I was talking to several people this morning who work across the hall at another business in my building, and they were incensed because of a comment they claimed had been made by talk station KWEL's wheels-off morning host, Craig Anderson. Anderson's show played in the background on a desktop radio as we conversed.
According to my friends, Anderson made comments to the effect of, "Don't do drugs and don't engage in homosexual activities and you won't get AIDS." Apparently, today is some sort of worldwide AIDS awareness day, and Craig must not've liked the idea.
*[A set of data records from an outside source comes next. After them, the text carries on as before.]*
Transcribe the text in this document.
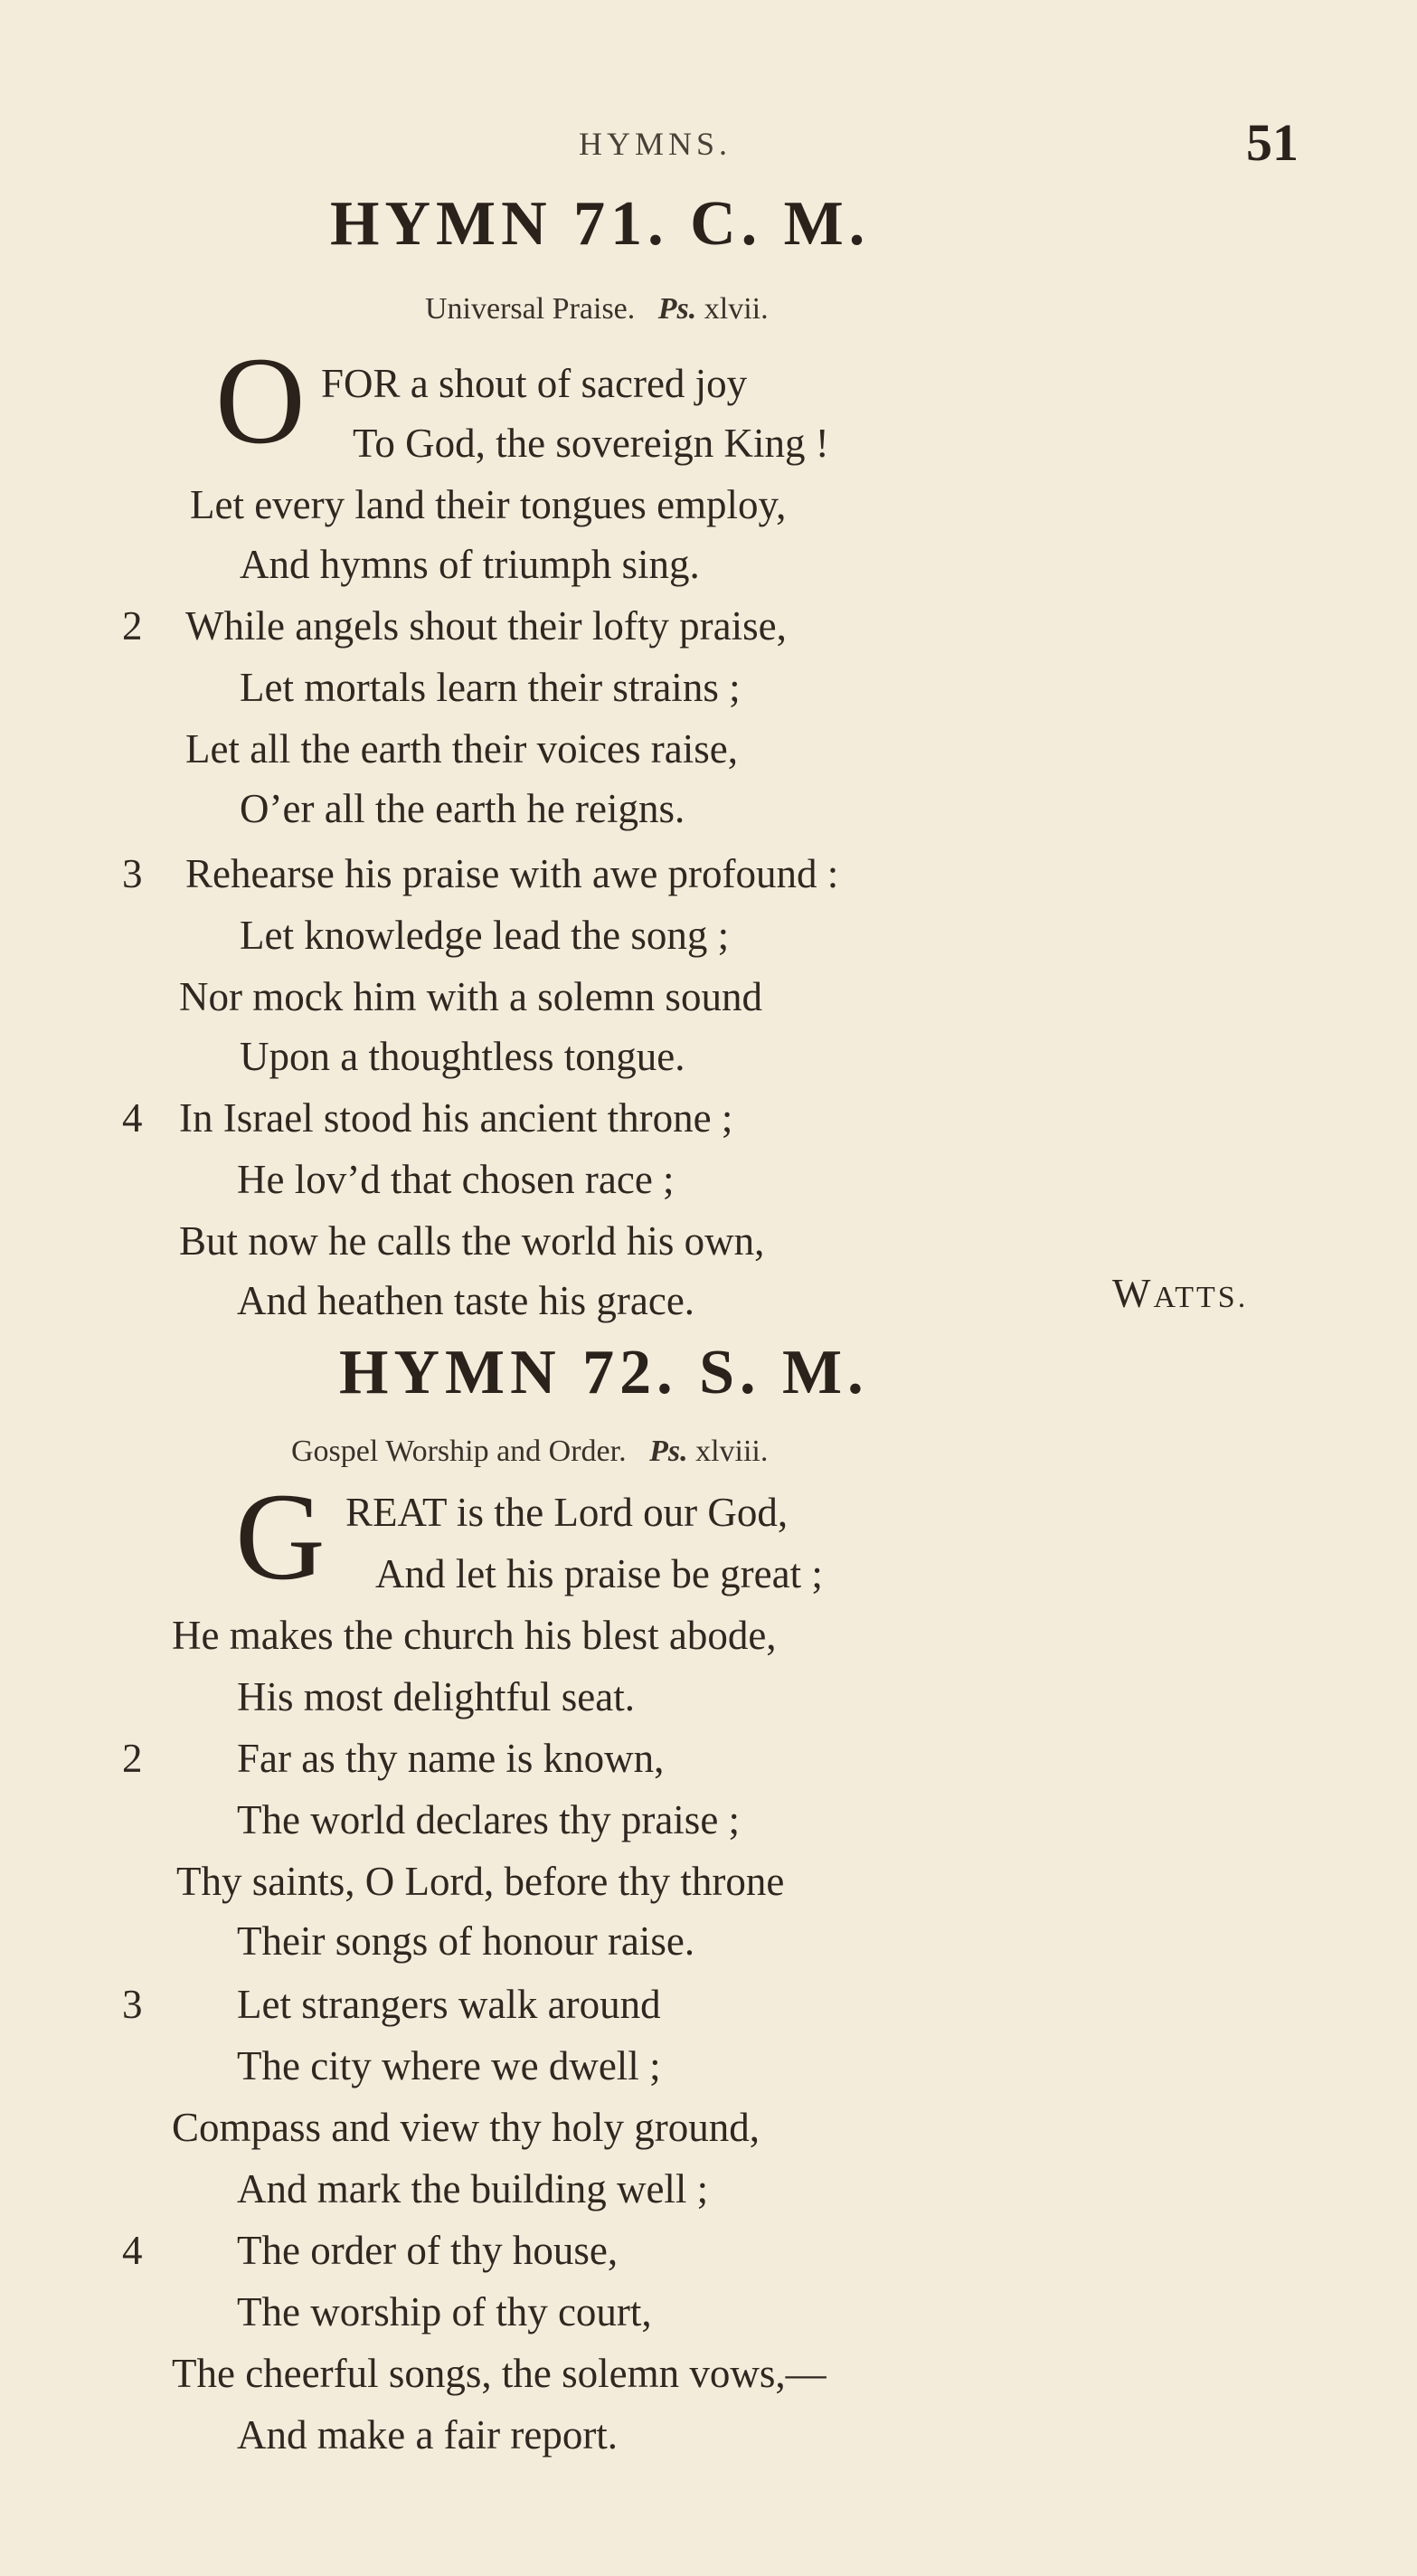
HYMNS.	51
HYMN 71. C. M.
Universal Praise. Ps. xlvii.
O FOR a shout of sacred joy
To God, the sovereign King !
Let every land their tongues employ,
And hymns of triumph sing.
2 While angels shout their lofty praise,
Let mortals learn their strains ;
Let all the earth their voices raise,
O’er all the earth he reigns.
3 Rehearse his praise with awe profound :
Let knowledge lead the song ;
Nor mock him with a solemn sound
Upon a thoughtless tongue.
4 In Israel stood his ancient throne ;
He lov’d that chosen race ;
But now he calls the world his own,
And heathen taste his grace.	WATTS.
HYMN 72. S. M.
Gospel Worship and Order. Ps. xlviii.
G REAT is the Lord our God,
And let his praise be great ;
He makes the church his blest abode,
His most delightful seat.
2 Far as thy name is known,
The world declares thy praise ;
Thy saints, O Lord, before thy throne
Their songs of honour raise.
3 Let strangers walk around
The city where we dwell ;
Compass and view thy holy ground,
And mark the building well ;
4 The order of thy house,
The worship of thy court,
The cheerful songs, the solemn vows,—
And make a fair report.
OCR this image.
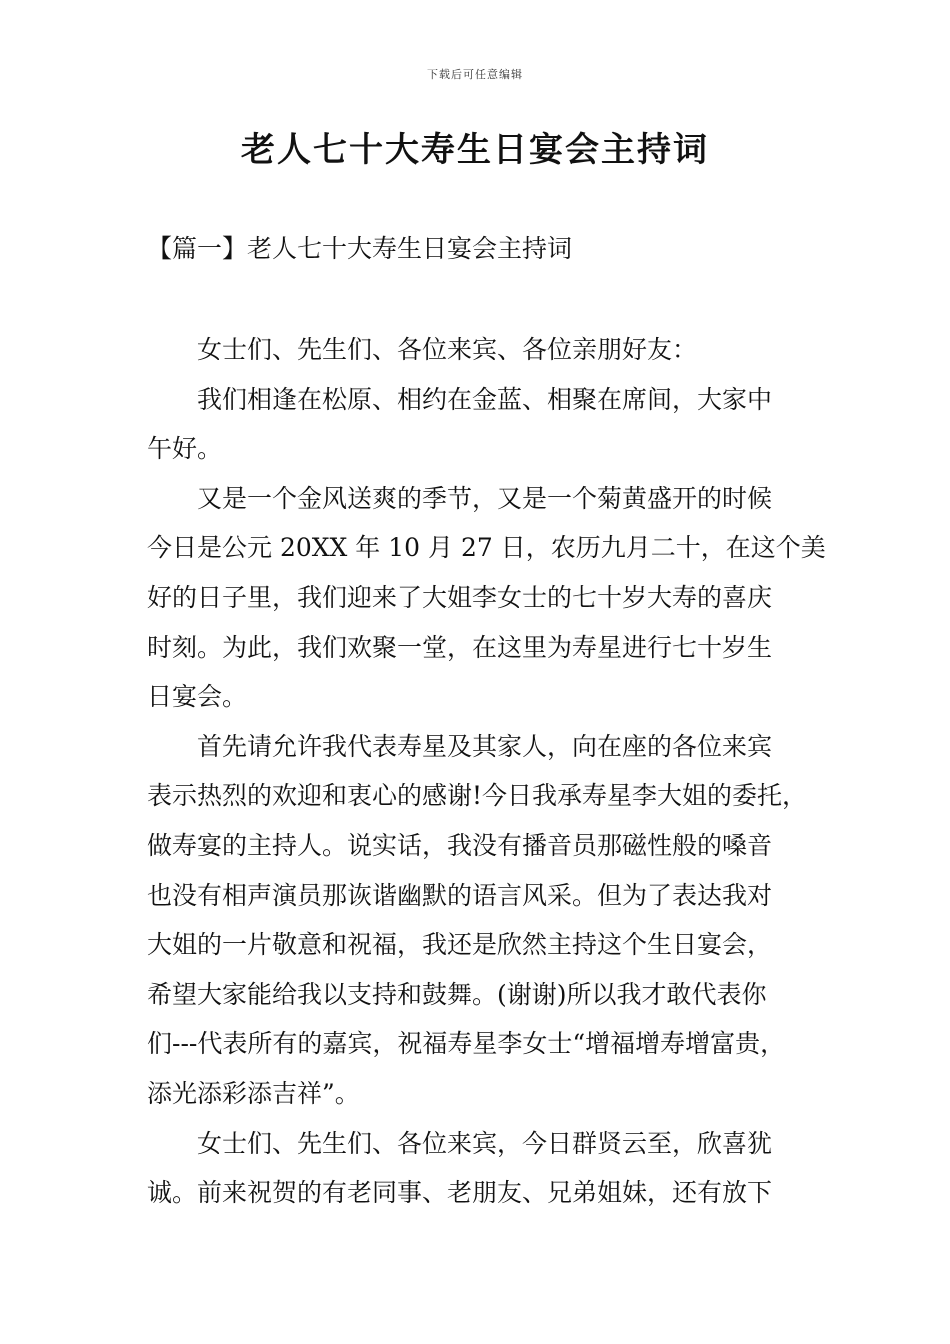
下载后可任意编辑
老人七十大寿生日宴会主持词
【篇一】老人七十大寿生日宴会主持词
女士们、先生们、各位来宾、各位亲朋好友：
我们相逢在松原、相约在金蓝、相聚在席间，大家中
午好。
又是一个金风送爽的季节，又是一个菊黄盛开的时候
今日是公元 20XX 年 10 月 27 日，农历九月二十，在这个美
好的日子里，我们迎来了大姐李女士的七十岁大寿的喜庆
时刻。为此，我们欢聚一堂，在这里为寿星进行七十岁生
日宴会。
首先请允许我代表寿星及其家人，向在座的各位来宾
表示热烈的欢迎和衷心的感谢!今日我承寿星李大姐的委托，
做寿宴的主持人。说实话，我没有播音员那磁性般的嗓音
也没有相声演员那诙谐幽默的语言风采。但为了表达我对
大姐的一片敬意和祝福，我还是欣然主持这个生日宴会，
希望大家能给我以支持和鼓舞。(谢谢)所以我才敢代表你
们---代表所有的嘉宾，祝福寿星李女士“增福增寿增富贵，
添光添彩添吉祥”。
女士们、先生们、各位来宾，今日群贤云至，欣喜犹
诚。前来祝贺的有老同事、老朋友、兄弟姐妹，还有放下
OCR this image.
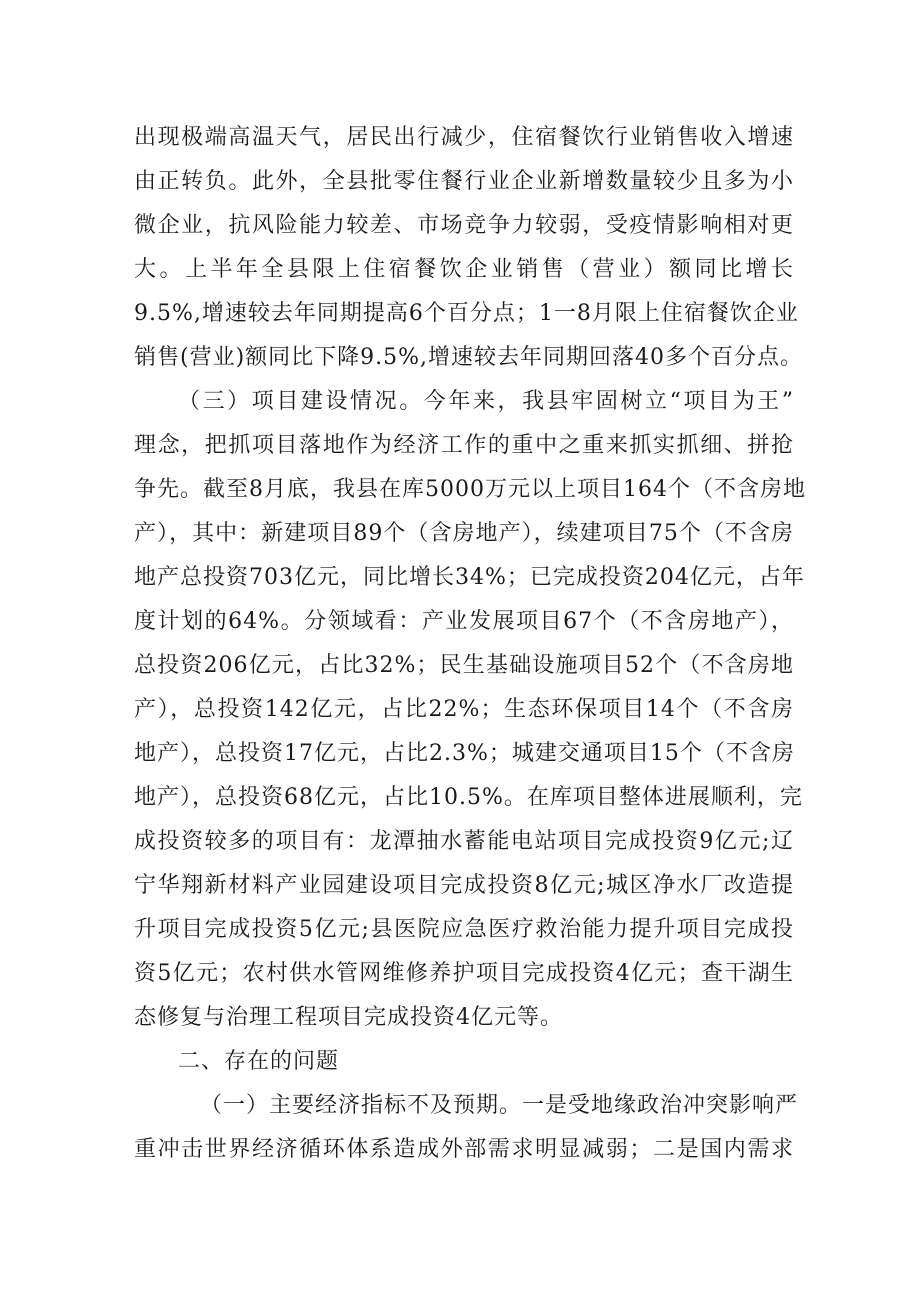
出现极端高温天气，居民出行减少，住宿餐饮行业销售收入增速
由正转负。此外，全县批零住餐行业企业新增数量较少且多为小
微企业，抗风险能力较差、市场竞争力较弱，受疫情影响相对更
大。上半年全县限上住宿餐饮企业销售（营业）额同比增长
9.5%,增速较去年同期提高6个百分点；1一8月限上住宿餐饮企业
销售(营业)额同比下降9.5%,增速较去年同期回落40多个百分点。
（三）项目建设情况。今年来，我县牢固树立“项目为王”
理念，把抓项目落地作为经济工作的重中之重来抓实抓细、拼抢
争先。截至8月底，我县在库5000万元以上项目164个（不含房地
产），其中：新建项目89个（含房地产），续建项目75个（不含房
地产总投资703亿元，同比增长34%；已完成投资204亿元，占年
度计划的64%。分领域看：产业发展项目67个（不含房地产），
总投资206亿元，占比32%；民生基础设施项目52个（不含房地
产），总投资142亿元，占比22%；生态环保项目14个（不含房
地产），总投资17亿元，占比2.3%；城建交通项目15个（不含房
地产），总投资68亿元，占比10.5%。在库项目整体进展顺利，完
成投资较多的项目有：龙潭抽水蓄能电站项目完成投资9亿元;辽
宁华翔新材料产业园建设项目完成投资8亿元;城区净水厂改造提
升项目完成投资5亿元;县医院应急医疗救治能力提升项目完成投
资5亿元；农村供水管网维修养护项目完成投资4亿元；查干湖生
态修复与治理工程项目完成投资4亿元等。
二、存在的问题
（一）主要经济指标不及预期。一是受地缘政治冲突影响严
重冲击世界经济循环体系造成外部需求明显减弱；二是国内需求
I welcome Craig or a representative of KWEL to leave a comment and explain what he did or did not say on the air this morning. I'd also be interested in hearing from any other listeners who may've heard the alleged comments. I personally don't listen to his show because it gives me a severe case of Tired Head within five minutes of tuning in, but the story I was told does not sound atypical of Anderson's other diatribes. Craig has arguably been engaging in this kind of neanderthal radio for years, but a comment like the one described to me would signify graduation to a whole new level of irresponsibility.
And just in case anyone was wondering, straight, drug-free people are just as capable of contracting HIV/AIDS as any other group of human beings. In fact, young heterosexuals are currently one of the most at-risk demographics in the UK, and are facing a potential crisis due to lack of education, according to this story.